Monday, May 03, 2010

FIDDLED WITH PORNO WHILE WALL STREET BURNED

The Security Exchange Commission is supposed to be the nation’s watchdog over the financial industry. The SEC is another example of your tax dollars at work. It fiddled while Wall Street burned. And how did the SEC fiddle? By letting three dozen of its staff watch pornography all day while on the job.

Bob Schieffer sure hit the nail right square on the head with his closing comments on the April 25 CBS program Face the Nation. Here is a transcript of what he said about the SEC’s oversight of the financial industry:

BOB SCHIEFFER: When the financial crisis hit in 2008, I wondered where the Securities and Exchange Commission was. That’s the watchdog agency that’s supposed to keep an eye on Wall Street. Was the agency just asleep at the switch? Well, no. As we found out last week, they were wide awake at the switch. At least, nearly three dozen of them were. They were wide awake downloading pornography from the internet.

Now here’s my question: an inspector general’s report showed that some people at the SEC were spending as much as eight hours a day watching porn. How many days like that does it take before the boss notices the guy hasn’t turned in any work? Does anybody ever ask what’s that guy in the corner doing over there?

In a classic bureaucratic response, the agency says that as the media reported back in February, their own investigators were already on this case. In other words, this is all old news. Sorry, I don’t think so. And the agency notes those who got caught have already been disciplined or quote, "Are in the process of being disciplined." In other words, they’re just now getting around to punishing them? Why is that?

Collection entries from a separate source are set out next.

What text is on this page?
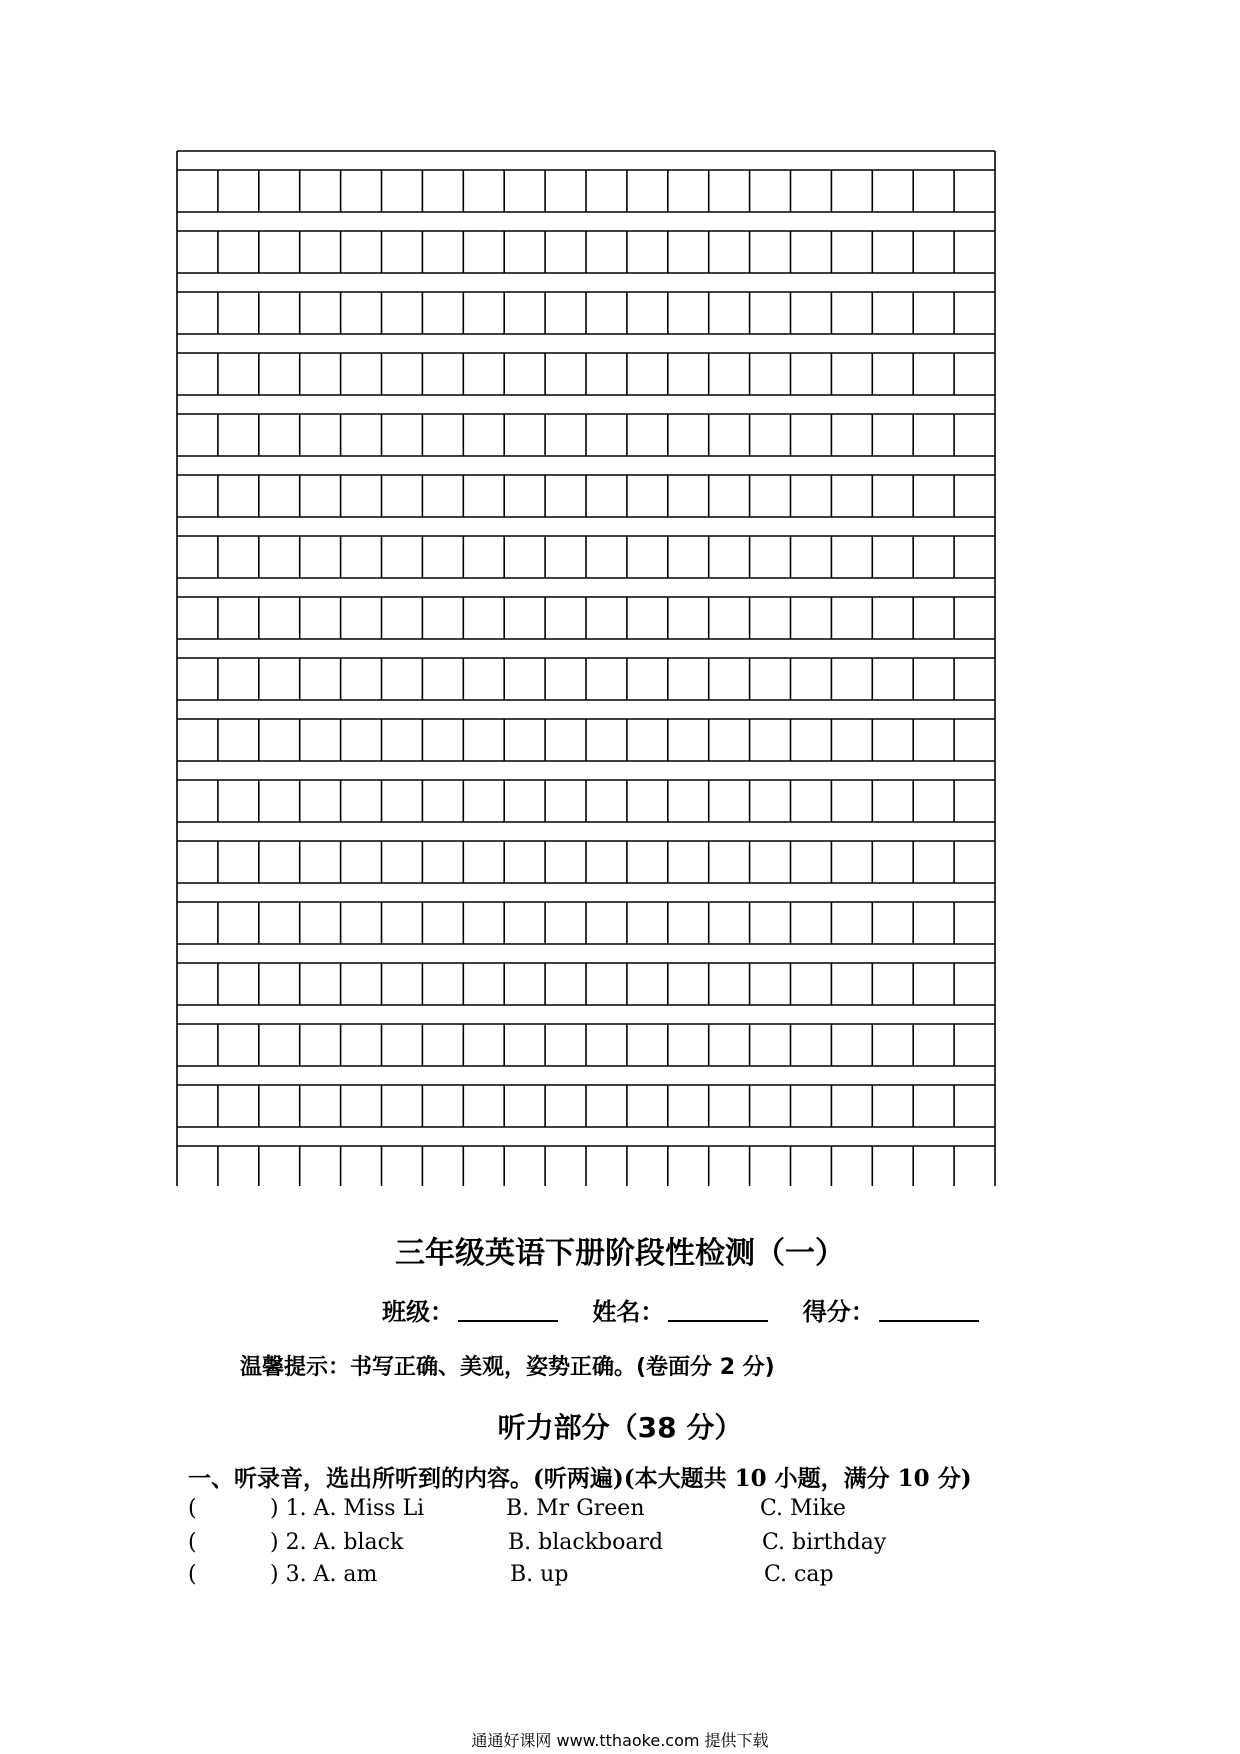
三年级英语下册阶段性检测（一）
班级：	姓名：	得分：
温馨提示：书写正确、美观，姿势正确。(卷面分 2 分)
听力部分（38 分）
一、听录音，选出所听到的内容。(听两遍)(本大题共 10 小题，满分 10 分)
(	) 1. A. Miss Li	B. Mr Green	C. Mike
(	) 2. A. black	B. blackboard	C. birthday
(	) 3. A. am	B. up	C. cap
通通好课网 www.tthaoke.com 提供下载
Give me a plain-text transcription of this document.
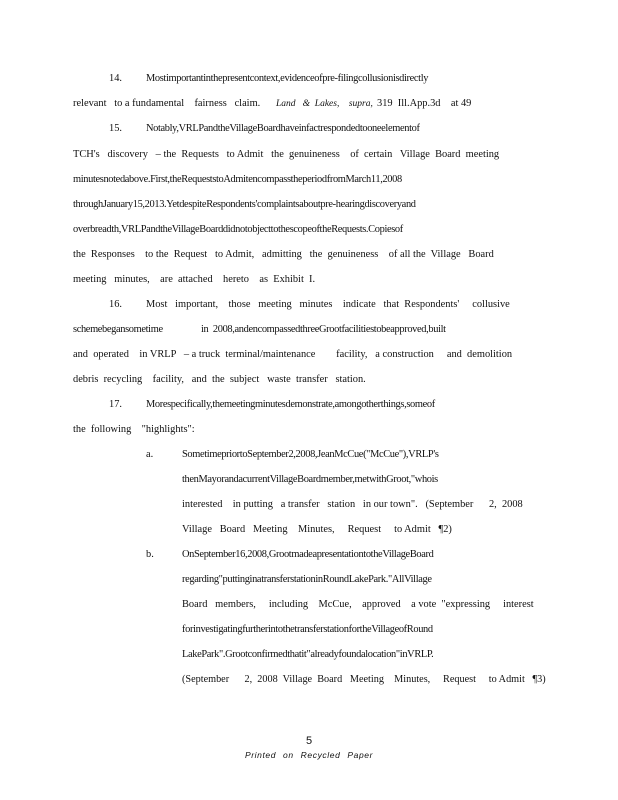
14. Mostimportantinthepresentcontext,evidenceofpre-filingcollusionisdirectly
relevant   to a fundamental    fairness   claim. Land   &  Lakes,    supra, 319  Ill.App.3d    at 49
15. Notably,VRLPandtheVillageBoardhaveinfactrespondedtooneelementof
TCH's   discovery   – the  Requests   to Admit   the  genuineness    of  certain   Village  Board  meeting
minutesnotedabove.First,theRequeststoAdmitencompasstheperiodfromMarch11,2008
throughJanuary15,2013.YetdespiteRespondents'complaintsaboutpre-hearingdiscoveryand
overbreadth,VRLPandtheVillageBoarddidnotobjecttothescopeoftheRequests.Copiesof
the  Responses    to the  Request   to Admit,   admitting   the  genuineness    of all the  Village   Board
meeting   minutes,    are  attached    hereto    as  Exhibit  I.
16. Most   important,    those   meeting   minutes    indicate   that  Respondents'     collusive
schemebegansometime	in  2008,andencompassedthreeGrootfacilitiestobeapproved,built
and  operated    in VRLP   – a truck  terminal/maintenance        facility,   a construction     and  demolition
debris  recycling    facility,   and  the  subject   waste  transfer   station.
17. Morespecifically,themeetingminutesdemonstrate,amongotherthings,someof
the  following    "highlights":
a.	SometimepriortoSeptember2,2008,JeanMcCue("McCue"),VRLP's
thenMayorandacurrentVillageBoardmember,metwithGroot,"whois
interested    in putting   a transfer   station   in our town".   (September      2,  2008
Village   Board   Meeting    Minutes,     Request     to Admit   ¶2)
b.	OnSeptember16,2008,GrootmadeapresentationtotheVillageBoard
regarding"puttinginatransferstationinRoundLakePark."AllVillage
Board   members,     including    McCue,    approved    a vote  "expressing     interest
forinvestigatingfurtherintothetransferstationfortheVillageofRound
LakePark".Grootconfirmedthatit"alreadyfoundalocation"inVRLP.
(September      2,  2008  Village  Board   Meeting    Minutes,     Request     to Admit   ¶3)
5
Printed on Recycled Paper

In its press release, the agency also stressed that it won’t, quote, "Allow transgressions of the very few to bring discredit to thousands of hardworking colleagues." That’s certainly reassuring, which begs another question. Why not just release the names of the guilty and tell us exactly what their punishment was? Then we’d know for sure who the innocent people were. Reading that press release, I’m still not sure the agency gets it at all and won’t until some more people get fired over there and not just those people looking at the dirty pictures.